Budapest © Moyan Brenn
Hungary's location in the centre of Europe, along with its hospitable attitude, makes it one of the best places from which to embark on an Eastern European journey. It is both typically European and distinctly Hungarian, incorporating a mixture of historical and present-day pleasures. The country proudly upholds its traditions, culture and arts, but is attentive to what is new and fashionable in the wider world.
A small landlocked country sharing its borders with seven neighbouring countries, travellers to Hungary should note that it was originally inhabited by the Magyars, an equestrian nomadic tribe. They were eventually converted to Christianity and in the year 1000 their Prince Stephen was crowned the nation's first ruler. Since then Hungary has seen numerous dynastic changes, from Turkish occupation to the era of Communism, and today quaint little towns, cities and ruins in the countryside attest to this turbulent history with a rich mosaic of architectural styles and fortified hilltop castles. The Hungarian people, neither Slavic nor Germanic, are formal, reserved and intensely proud of their ancient nation and its cosmopolitan capital, Budapest.

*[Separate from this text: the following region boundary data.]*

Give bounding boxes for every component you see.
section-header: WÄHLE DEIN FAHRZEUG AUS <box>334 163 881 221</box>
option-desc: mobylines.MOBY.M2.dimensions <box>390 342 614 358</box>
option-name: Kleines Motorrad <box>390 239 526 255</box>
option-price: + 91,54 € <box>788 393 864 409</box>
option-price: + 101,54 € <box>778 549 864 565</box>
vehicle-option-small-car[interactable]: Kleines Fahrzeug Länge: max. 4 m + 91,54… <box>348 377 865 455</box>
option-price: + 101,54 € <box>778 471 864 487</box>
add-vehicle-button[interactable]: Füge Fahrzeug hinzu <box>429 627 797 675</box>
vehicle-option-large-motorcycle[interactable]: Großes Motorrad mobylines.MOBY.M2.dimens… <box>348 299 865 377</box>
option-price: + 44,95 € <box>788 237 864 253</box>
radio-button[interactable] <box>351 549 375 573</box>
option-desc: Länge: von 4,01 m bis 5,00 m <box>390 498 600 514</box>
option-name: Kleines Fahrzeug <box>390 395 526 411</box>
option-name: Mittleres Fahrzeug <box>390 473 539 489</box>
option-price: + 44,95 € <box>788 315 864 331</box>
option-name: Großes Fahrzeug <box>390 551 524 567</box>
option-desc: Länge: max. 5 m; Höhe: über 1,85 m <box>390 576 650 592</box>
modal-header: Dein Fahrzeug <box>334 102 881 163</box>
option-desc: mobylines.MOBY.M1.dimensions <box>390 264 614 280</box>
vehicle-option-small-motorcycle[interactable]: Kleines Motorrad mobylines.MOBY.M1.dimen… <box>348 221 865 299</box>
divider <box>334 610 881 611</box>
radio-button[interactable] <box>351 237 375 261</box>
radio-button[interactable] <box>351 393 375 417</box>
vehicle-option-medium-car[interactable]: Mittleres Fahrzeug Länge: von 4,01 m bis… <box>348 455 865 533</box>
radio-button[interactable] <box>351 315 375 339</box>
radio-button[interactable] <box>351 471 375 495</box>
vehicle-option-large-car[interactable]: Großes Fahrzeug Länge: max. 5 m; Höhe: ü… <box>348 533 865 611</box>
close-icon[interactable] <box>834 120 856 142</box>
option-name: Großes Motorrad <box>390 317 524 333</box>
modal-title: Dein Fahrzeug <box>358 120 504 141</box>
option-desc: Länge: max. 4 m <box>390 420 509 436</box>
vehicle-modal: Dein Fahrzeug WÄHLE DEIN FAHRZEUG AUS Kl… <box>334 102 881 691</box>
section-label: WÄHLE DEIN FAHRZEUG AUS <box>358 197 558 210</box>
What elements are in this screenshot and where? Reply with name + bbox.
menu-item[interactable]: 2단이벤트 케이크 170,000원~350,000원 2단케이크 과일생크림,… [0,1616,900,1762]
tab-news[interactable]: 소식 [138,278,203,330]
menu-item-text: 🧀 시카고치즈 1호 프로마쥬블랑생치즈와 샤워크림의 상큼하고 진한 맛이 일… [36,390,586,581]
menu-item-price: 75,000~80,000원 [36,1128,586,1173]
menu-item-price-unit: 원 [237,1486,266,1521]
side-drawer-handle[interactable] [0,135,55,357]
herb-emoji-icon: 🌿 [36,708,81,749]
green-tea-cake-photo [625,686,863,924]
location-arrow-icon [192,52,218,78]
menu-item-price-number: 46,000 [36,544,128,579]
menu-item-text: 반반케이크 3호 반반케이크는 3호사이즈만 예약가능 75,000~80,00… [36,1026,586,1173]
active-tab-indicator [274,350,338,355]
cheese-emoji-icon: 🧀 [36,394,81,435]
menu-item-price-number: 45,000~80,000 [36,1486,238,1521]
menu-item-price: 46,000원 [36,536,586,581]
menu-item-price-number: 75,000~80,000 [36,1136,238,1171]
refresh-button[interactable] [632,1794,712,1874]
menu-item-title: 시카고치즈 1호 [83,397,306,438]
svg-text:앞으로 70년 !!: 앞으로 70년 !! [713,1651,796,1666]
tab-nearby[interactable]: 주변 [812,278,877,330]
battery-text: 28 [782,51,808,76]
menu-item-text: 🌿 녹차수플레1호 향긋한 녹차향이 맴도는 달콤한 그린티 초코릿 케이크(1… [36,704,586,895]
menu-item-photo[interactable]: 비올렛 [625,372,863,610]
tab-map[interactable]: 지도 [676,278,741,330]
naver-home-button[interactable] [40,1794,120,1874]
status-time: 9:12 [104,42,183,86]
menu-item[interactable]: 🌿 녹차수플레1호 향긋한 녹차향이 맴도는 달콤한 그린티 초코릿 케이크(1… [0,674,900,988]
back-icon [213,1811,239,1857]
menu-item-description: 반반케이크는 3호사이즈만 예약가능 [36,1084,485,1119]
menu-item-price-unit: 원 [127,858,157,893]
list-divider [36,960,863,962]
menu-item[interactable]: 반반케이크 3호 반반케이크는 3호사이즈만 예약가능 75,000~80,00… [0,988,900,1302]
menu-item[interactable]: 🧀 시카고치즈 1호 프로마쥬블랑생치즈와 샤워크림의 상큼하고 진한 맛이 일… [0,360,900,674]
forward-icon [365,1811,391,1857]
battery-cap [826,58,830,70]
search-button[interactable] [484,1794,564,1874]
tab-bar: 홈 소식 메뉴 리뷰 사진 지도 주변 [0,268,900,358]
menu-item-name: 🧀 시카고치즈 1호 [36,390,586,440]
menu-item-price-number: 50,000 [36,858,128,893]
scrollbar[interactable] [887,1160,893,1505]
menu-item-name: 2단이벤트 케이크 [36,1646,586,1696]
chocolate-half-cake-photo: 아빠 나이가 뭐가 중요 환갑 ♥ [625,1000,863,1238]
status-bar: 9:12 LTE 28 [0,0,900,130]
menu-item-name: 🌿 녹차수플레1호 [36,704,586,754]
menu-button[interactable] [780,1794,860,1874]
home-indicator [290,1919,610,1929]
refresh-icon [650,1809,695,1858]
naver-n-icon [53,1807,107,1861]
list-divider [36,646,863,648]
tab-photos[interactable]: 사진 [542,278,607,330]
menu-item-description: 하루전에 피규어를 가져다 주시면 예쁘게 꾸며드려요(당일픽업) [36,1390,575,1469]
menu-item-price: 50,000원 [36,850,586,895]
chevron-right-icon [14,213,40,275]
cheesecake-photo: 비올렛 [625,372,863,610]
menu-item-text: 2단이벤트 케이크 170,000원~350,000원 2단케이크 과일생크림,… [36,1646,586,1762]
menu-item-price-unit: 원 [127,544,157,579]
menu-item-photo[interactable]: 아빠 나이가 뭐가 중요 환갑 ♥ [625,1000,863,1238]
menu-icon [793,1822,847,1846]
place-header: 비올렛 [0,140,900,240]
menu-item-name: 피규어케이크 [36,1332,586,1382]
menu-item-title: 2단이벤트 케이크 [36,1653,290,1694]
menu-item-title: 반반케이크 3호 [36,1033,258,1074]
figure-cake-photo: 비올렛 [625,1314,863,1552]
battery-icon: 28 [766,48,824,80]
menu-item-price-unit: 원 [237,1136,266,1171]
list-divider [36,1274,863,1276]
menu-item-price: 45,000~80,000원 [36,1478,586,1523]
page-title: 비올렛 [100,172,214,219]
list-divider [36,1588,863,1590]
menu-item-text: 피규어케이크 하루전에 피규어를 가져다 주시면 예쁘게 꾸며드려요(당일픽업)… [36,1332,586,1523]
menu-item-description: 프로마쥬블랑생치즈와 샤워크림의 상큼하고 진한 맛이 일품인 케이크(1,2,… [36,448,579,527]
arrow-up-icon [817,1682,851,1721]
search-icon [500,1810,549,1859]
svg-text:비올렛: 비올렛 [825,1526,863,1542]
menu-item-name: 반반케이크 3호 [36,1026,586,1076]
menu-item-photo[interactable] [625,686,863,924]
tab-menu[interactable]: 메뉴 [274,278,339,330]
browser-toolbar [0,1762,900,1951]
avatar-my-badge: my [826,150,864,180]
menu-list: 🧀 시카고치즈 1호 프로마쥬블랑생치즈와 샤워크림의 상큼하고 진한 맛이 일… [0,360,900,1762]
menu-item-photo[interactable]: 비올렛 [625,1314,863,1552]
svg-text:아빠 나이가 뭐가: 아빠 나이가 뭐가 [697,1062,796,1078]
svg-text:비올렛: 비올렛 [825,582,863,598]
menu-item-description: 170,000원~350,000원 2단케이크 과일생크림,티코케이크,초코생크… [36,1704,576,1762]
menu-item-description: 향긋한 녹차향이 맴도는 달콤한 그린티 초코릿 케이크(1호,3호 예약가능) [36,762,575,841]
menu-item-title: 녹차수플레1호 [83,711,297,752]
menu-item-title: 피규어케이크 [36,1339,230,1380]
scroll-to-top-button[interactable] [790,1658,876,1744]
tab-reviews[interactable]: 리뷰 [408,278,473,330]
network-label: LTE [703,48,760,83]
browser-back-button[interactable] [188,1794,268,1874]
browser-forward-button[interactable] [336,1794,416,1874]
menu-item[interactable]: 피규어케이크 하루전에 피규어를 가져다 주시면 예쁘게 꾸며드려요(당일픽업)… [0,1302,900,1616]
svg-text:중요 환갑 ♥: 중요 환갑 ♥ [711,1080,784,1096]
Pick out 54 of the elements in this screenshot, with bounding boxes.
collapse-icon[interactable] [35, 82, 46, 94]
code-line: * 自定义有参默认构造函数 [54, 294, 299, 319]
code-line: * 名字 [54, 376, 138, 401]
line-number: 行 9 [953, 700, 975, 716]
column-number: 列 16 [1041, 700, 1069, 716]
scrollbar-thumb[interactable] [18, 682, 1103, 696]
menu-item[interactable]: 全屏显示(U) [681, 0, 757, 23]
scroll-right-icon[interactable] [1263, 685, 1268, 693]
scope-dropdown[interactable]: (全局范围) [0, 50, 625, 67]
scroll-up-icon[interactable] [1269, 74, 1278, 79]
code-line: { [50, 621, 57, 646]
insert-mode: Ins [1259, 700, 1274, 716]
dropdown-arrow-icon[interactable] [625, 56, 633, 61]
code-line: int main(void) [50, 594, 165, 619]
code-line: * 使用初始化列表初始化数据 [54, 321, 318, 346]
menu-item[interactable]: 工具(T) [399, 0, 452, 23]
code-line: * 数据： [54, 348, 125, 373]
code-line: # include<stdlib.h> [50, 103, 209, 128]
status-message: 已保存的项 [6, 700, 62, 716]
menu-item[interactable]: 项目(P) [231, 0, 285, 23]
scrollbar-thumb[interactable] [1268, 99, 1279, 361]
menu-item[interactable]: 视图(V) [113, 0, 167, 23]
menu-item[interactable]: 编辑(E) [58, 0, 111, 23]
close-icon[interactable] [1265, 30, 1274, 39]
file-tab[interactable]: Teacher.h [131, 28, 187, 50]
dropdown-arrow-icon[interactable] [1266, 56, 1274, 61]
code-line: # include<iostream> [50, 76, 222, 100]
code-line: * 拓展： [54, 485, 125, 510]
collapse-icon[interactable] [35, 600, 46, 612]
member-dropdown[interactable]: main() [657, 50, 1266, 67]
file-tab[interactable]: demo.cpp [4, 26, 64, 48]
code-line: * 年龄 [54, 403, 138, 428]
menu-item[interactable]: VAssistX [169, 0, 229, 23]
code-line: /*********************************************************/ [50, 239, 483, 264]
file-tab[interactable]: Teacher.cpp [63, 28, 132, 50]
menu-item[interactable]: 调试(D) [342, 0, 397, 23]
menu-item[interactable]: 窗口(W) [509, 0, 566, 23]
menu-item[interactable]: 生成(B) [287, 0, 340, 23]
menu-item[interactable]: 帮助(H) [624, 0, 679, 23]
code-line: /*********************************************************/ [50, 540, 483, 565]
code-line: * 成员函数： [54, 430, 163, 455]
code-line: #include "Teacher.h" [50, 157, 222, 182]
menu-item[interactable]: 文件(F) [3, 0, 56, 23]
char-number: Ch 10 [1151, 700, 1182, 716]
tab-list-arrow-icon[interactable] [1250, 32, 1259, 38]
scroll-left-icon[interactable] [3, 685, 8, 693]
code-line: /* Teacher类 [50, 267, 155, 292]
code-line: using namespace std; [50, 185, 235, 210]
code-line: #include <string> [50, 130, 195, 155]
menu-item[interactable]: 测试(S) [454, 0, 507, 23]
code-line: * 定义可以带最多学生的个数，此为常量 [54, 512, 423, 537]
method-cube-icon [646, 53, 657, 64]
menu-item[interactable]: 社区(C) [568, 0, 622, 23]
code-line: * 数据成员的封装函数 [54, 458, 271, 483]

Most visitors choose to arrive in Budapest which is situated on a lovely stretch of the Danube, a river that gives the city a good deal of its romance and beauty. It is a city of culture and of astounding beauty and grace, and visitors are generally enchanted by it. Outside of the capital the plains, rolling hills and rivers, lakes and vineyards hold much to amuse the visitor. The Baroque town of Eger, with its fine wines, attracts many, and there are a surfeit of charming and historic riverside villages along the Danube Bend, not to mention commanding fortresses, castles and palaces. The resort-lined Lake Balaton and the thermal spas and volcanically heated lake at Hévíz are just some of the country's many highlights awaiting discovery.